On the other side of the world, the great hierarchy of the caste system relegates certain groups so firmly to the bottom as to exclude them from the four varnas altogether. Yet among those excluded harijans, an internal hierarchy exactly replicates the much larger one that places them beneath all the caste Hindus.

Those two social structures have a peculiar property in common: the property of self-similarity. No matter what the level at which we inspect them, we find the same pattern repeated. Nor is this simply a matter of looking at a linear scale in progressively finer detail. The world of medicine covers much more than just those in the upper extreme of scientism, just as some harijans enjoy substantial authority and power in their daily existence. These are truly self-similar structures, in which fine detail recapitulates gross structure.

A similar pattern emerges in cultural systems. At any given time the avant-garde of art is itself broken up into a thousand little cells, each imagining itself to be the true avant-avant-garde, leading those who will lead the general art public. Similarly, just as psychiatric practice offers a category system explaining everyday life to the average denizens of modernity, so does psychoanalysis offer an explanatory system to the psychiatrists who treat everyman. Or, to come suddenly close to home, if we take any group of sociologists and lock them in a room, they will argue and at once differentiate themselves into positivists and interpretivists. But if we separate those two groups and lock them in separate rooms, those two groups will each in turn divide themselves over the same issue.

Thus cultural structures too may have the characteristic of self-similarity. In the book that follows, I apply this argument about cultural self-similarity to a particular example, holding that self-similarity provides a general account of how knowledge actually changes in social science.


I didn't find all of those examples equally interesting, and I'm more intrigued with what Abbott is trying to do with fractals than I am with the fact that he's found various examples of self-similarity across scale; so far, the part of the book that has impressed me most has dealt with the way that academic debates operate in cycles, and don't merely progress and advance toward greater understanding. I'll reserve judgment on Chaos of Disciplines until I've finished reading it, but if nothing else, it's an entertaining and stimulating read!

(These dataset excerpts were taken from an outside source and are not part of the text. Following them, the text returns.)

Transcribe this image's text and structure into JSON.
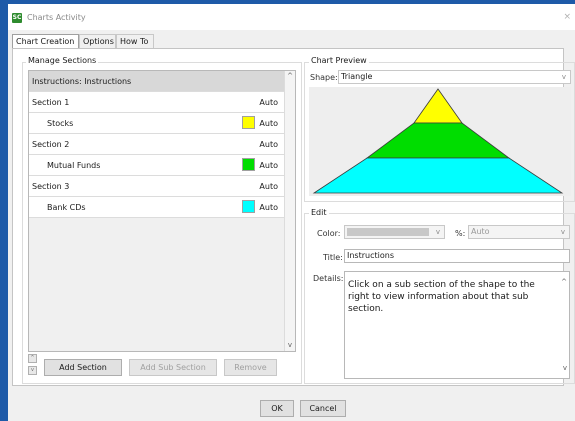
{
  "window": {
    "icon_label": "SC",
    "title": "Charts Activity",
    "close_glyph": "×"
  },
  "tabs": [
    {
      "label": "Chart Creation",
      "active": true
    },
    {
      "label": "Options",
      "active": false
    },
    {
      "label": "How To",
      "active": false
    }
  ],
  "manage": {
    "group_label": "Manage Sections",
    "rows": [
      {
        "label": "Instructions: Instructions",
        "selected": true,
        "indent": false,
        "auto": "",
        "color": ""
      },
      {
        "label": "Section 1",
        "selected": false,
        "indent": false,
        "auto": "Auto",
        "color": ""
      },
      {
        "label": "Stocks",
        "selected": false,
        "indent": true,
        "auto": "Auto",
        "color": "#ffff00"
      },
      {
        "label": "Section 2",
        "selected": false,
        "indent": false,
        "auto": "Auto",
        "color": ""
      },
      {
        "label": "Mutual Funds",
        "selected": false,
        "indent": true,
        "auto": "Auto",
        "color": "#00dd00"
      },
      {
        "label": "Section 3",
        "selected": false,
        "indent": false,
        "auto": "Auto",
        "color": ""
      },
      {
        "label": "Bank CDs",
        "selected": false,
        "indent": true,
        "auto": "Auto",
        "color": "#00ffff"
      }
    ],
    "scroll_up": "^",
    "scroll_down": "v",
    "move_up_glyph": "^",
    "move_down_glyph": "v",
    "add_section_label": "Add Section",
    "add_sub_section_label": "Add Sub Section",
    "remove_label": "Remove"
  },
  "preview": {
    "group_label": "Chart Preview",
    "shape_label": "Shape:",
    "shape_value": "Triangle",
    "chevron": "v",
    "layers": [
      {
        "name": "Stocks",
        "color": "#ffff00"
      },
      {
        "name": "Mutual Funds",
        "color": "#00dd00"
      },
      {
        "name": "Bank CDs",
        "color": "#00ffff"
      }
    ]
  },
  "edit": {
    "group_label": "Edit",
    "color_label": "Color:",
    "color_chevron": "v",
    "pct_label": "%:",
    "pct_value": "Auto",
    "pct_chevron": "v",
    "title_label": "Title:",
    "title_value": "Instructions",
    "details_label": "Details:",
    "details_value": "Click on a sub section of the shape to the right to view information about that sub section.",
    "details_scroll_up": "^",
    "details_scroll_down": "v"
  },
  "footer": {
    "ok_label": "OK",
    "cancel_label": "Cancel"
  },
  "colors": {
    "accent": "#1e5aa8",
    "yellow": "#ffff00",
    "green": "#00dd00",
    "cyan": "#00ffff"
  }
}
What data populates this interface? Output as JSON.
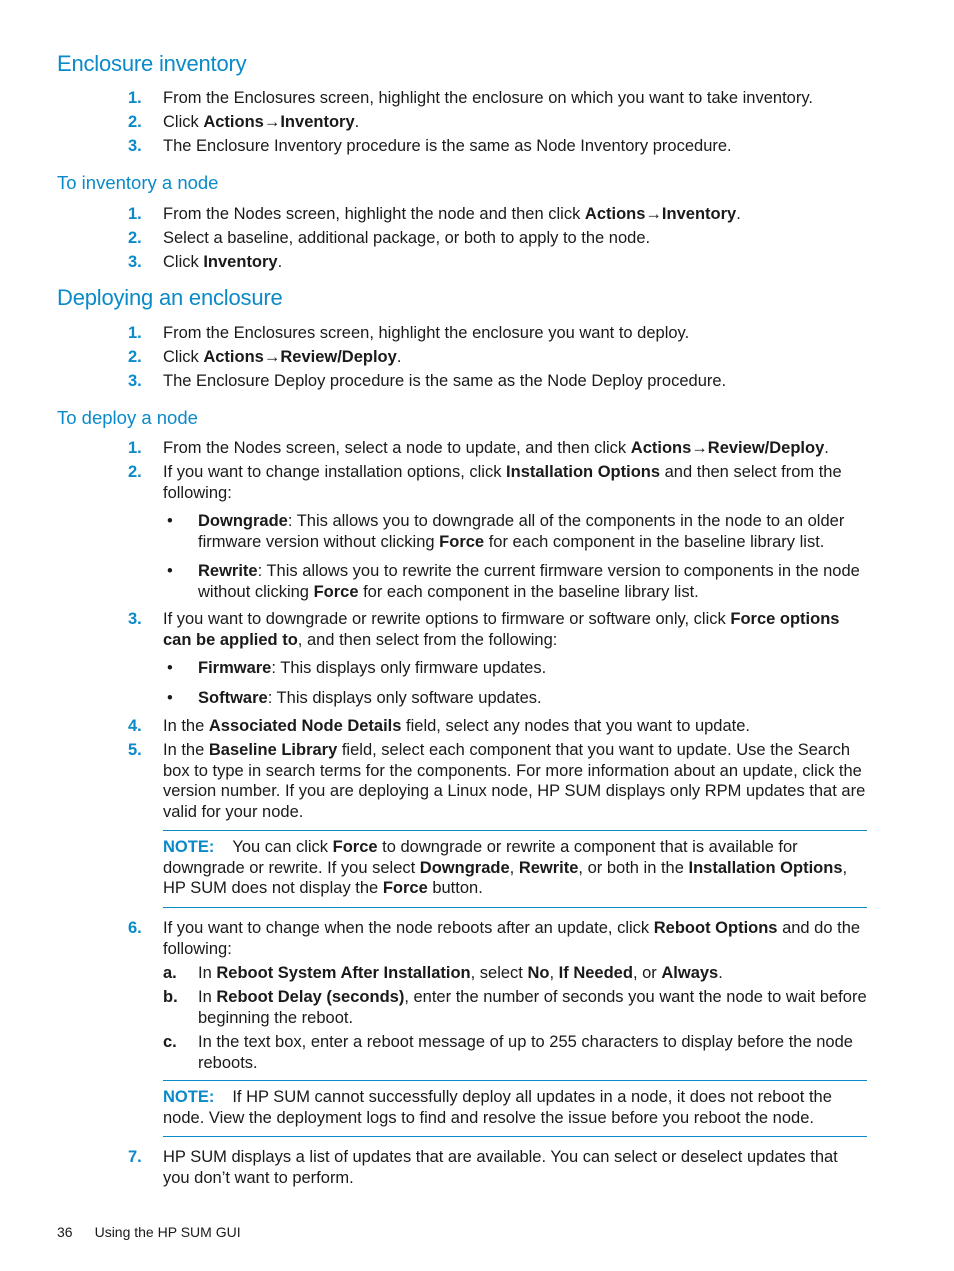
{
  "colors": {
    "accent": "#0a8ac8",
    "text": "#1a1a1a"
  },
  "sections": {
    "enclosure_inventory": {
      "title": "Enclosure inventory",
      "steps": [
        {
          "num": "1.",
          "segs": [
            {
              "t": "From the Enclosures screen, highlight the enclosure on which you want to take inventory."
            }
          ]
        },
        {
          "num": "2.",
          "segs": [
            {
              "t": "Click "
            },
            {
              "t": "Actions→Inventory",
              "b": true
            },
            {
              "t": "."
            }
          ]
        },
        {
          "num": "3.",
          "segs": [
            {
              "t": "The Enclosure Inventory procedure is the same as Node Inventory procedure."
            }
          ]
        }
      ]
    },
    "inventory_node": {
      "title": "To inventory a node",
      "steps": [
        {
          "num": "1.",
          "segs": [
            {
              "t": "From the Nodes screen, highlight the node and then click "
            },
            {
              "t": "Actions→Inventory",
              "b": true
            },
            {
              "t": "."
            }
          ]
        },
        {
          "num": "2.",
          "segs": [
            {
              "t": "Select a baseline, additional package, or both to apply to the node."
            }
          ]
        },
        {
          "num": "3.",
          "segs": [
            {
              "t": "Click "
            },
            {
              "t": "Inventory",
              "b": true
            },
            {
              "t": "."
            }
          ]
        }
      ]
    },
    "deploying_enclosure": {
      "title": "Deploying an enclosure",
      "steps": [
        {
          "num": "1.",
          "segs": [
            {
              "t": "From the Enclosures screen, highlight the enclosure you want to deploy."
            }
          ]
        },
        {
          "num": "2.",
          "segs": [
            {
              "t": "Click "
            },
            {
              "t": "Actions→Review/Deploy",
              "b": true
            },
            {
              "t": "."
            }
          ]
        },
        {
          "num": "3.",
          "segs": [
            {
              "t": "The Enclosure Deploy procedure is the same as the Node Deploy procedure."
            }
          ]
        }
      ]
    },
    "deploy_node": {
      "title": "To deploy a node",
      "steps": [
        {
          "num": "1.",
          "segs": [
            {
              "t": "From the Nodes screen, select a node to update, and then click "
            },
            {
              "t": "Actions→Review/Deploy",
              "b": true
            },
            {
              "t": "."
            }
          ]
        },
        {
          "num": "2.",
          "segs": [
            {
              "t": "If you want to change installation options, click "
            },
            {
              "t": "Installation Options",
              "b": true
            },
            {
              "t": " and then select from the following:"
            }
          ]
        },
        {
          "num": "3.",
          "segs": [
            {
              "t": "If you want to downgrade or rewrite options to firmware or software only, click "
            },
            {
              "t": "Force options can be applied to",
              "b": true
            },
            {
              "t": ", and then select from the following:"
            }
          ]
        },
        {
          "num": "4.",
          "segs": [
            {
              "t": "In the "
            },
            {
              "t": "Associated Node Details",
              "b": true
            },
            {
              "t": " field, select any nodes that you want to update."
            }
          ]
        },
        {
          "num": "5.",
          "segs": [
            {
              "t": "In the "
            },
            {
              "t": "Baseline Library",
              "b": true
            },
            {
              "t": " field, select each component that you want to update. Use the Search box to type in search terms for the components. For more information about an update, click the version number. If you are deploying a Linux node, HP SUM displays only RPM updates that are valid for your node."
            }
          ]
        },
        {
          "num": "6.",
          "segs": [
            {
              "t": "If you want to change when the node reboots after an update, click "
            },
            {
              "t": "Reboot Options",
              "b": true
            },
            {
              "t": " and do the following:"
            }
          ]
        },
        {
          "num": "7.",
          "segs": [
            {
              "t": "HP SUM displays a list of updates that are available. You can select or deselect updates that you don’t want to perform."
            }
          ]
        }
      ],
      "bullets_step2": [
        {
          "segs": [
            {
              "t": "Downgrade",
              "b": true
            },
            {
              "t": ": This allows you to downgrade all of the components in the node to an older firmware version without clicking "
            },
            {
              "t": "Force",
              "b": true
            },
            {
              "t": " for each component in the baseline library list."
            }
          ]
        },
        {
          "segs": [
            {
              "t": "Rewrite",
              "b": true
            },
            {
              "t": ": This allows you to rewrite the current firmware version to components in the node without clicking "
            },
            {
              "t": "Force",
              "b": true
            },
            {
              "t": " for each component in the baseline library list."
            }
          ]
        }
      ],
      "bullets_step3": [
        {
          "segs": [
            {
              "t": "Firmware",
              "b": true
            },
            {
              "t": ": This displays only firmware updates."
            }
          ]
        },
        {
          "segs": [
            {
              "t": "Software",
              "b": true
            },
            {
              "t": ": This displays only software updates."
            }
          ]
        }
      ],
      "bullet_glyph": "•",
      "note1": {
        "label": "NOTE:",
        "segs": [
          {
            "t": "You can click "
          },
          {
            "t": "Force",
            "b": true
          },
          {
            "t": " to downgrade or rewrite a component that is available for downgrade or rewrite. If you select "
          },
          {
            "t": "Downgrade",
            "b": true
          },
          {
            "t": ", "
          },
          {
            "t": "Rewrite",
            "b": true
          },
          {
            "t": ", or both in the "
          },
          {
            "t": "Installation Options",
            "b": true
          },
          {
            "t": ", HP SUM does not display the "
          },
          {
            "t": "Force",
            "b": true
          },
          {
            "t": " button."
          }
        ]
      },
      "substeps_step6": [
        {
          "label": "a.",
          "segs": [
            {
              "t": "In "
            },
            {
              "t": "Reboot System After Installation",
              "b": true
            },
            {
              "t": ", select "
            },
            {
              "t": "No",
              "b": true
            },
            {
              "t": ", "
            },
            {
              "t": "If Needed",
              "b": true
            },
            {
              "t": ", or "
            },
            {
              "t": "Always",
              "b": true
            },
            {
              "t": "."
            }
          ]
        },
        {
          "label": "b.",
          "segs": [
            {
              "t": "In "
            },
            {
              "t": "Reboot Delay (seconds)",
              "b": true
            },
            {
              "t": ", enter the number of seconds you want the node to wait before beginning the reboot."
            }
          ]
        },
        {
          "label": "c.",
          "segs": [
            {
              "t": "In the text box, enter a reboot message of up to 255 characters to display before the node reboots."
            }
          ]
        }
      ],
      "note2": {
        "label": "NOTE:",
        "segs": [
          {
            "t": "If HP SUM cannot successfully deploy all updates in a node, it does not reboot the node. View the deployment logs to find and resolve the issue before you reboot the node."
          }
        ]
      }
    }
  },
  "footer": {
    "page_number": "36",
    "chapter": "Using the HP SUM GUI"
  }
}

Posted by Ed at April 30, 2004 02:49 PM

Comments

I'm always a bit wary of people claiming to use "Chaos theory" or fractals to explain things outside what those fields usually cover. Not that those fields don't have facinating implications, but they aren't necessairly well-developed enough to have much predictive power. More often, it's just because it's the latest fad that people outside the fields talk about them--actual chaos theory researchers don't even usually call it chaos theory anymore, the less sexy "dynamical systems theory" is more popular, because not only does it describe what's going on better, it doesn't lead crackpots into thinking they know what it's about from the name.

This is not necessairly to say that Abbott doesn't know what he's talking about, I couldn't say, since I haven't read the book. I'm just a little suspicious that it doesn't have much to do with chaos theory.

Posted by: Matthew at May 2, 2004 09:49 PM

Some of the parts of the book that I've liked most have actually been less closely related to chaos theory. I just wish I knew more about the theory and how to judge the book's argument!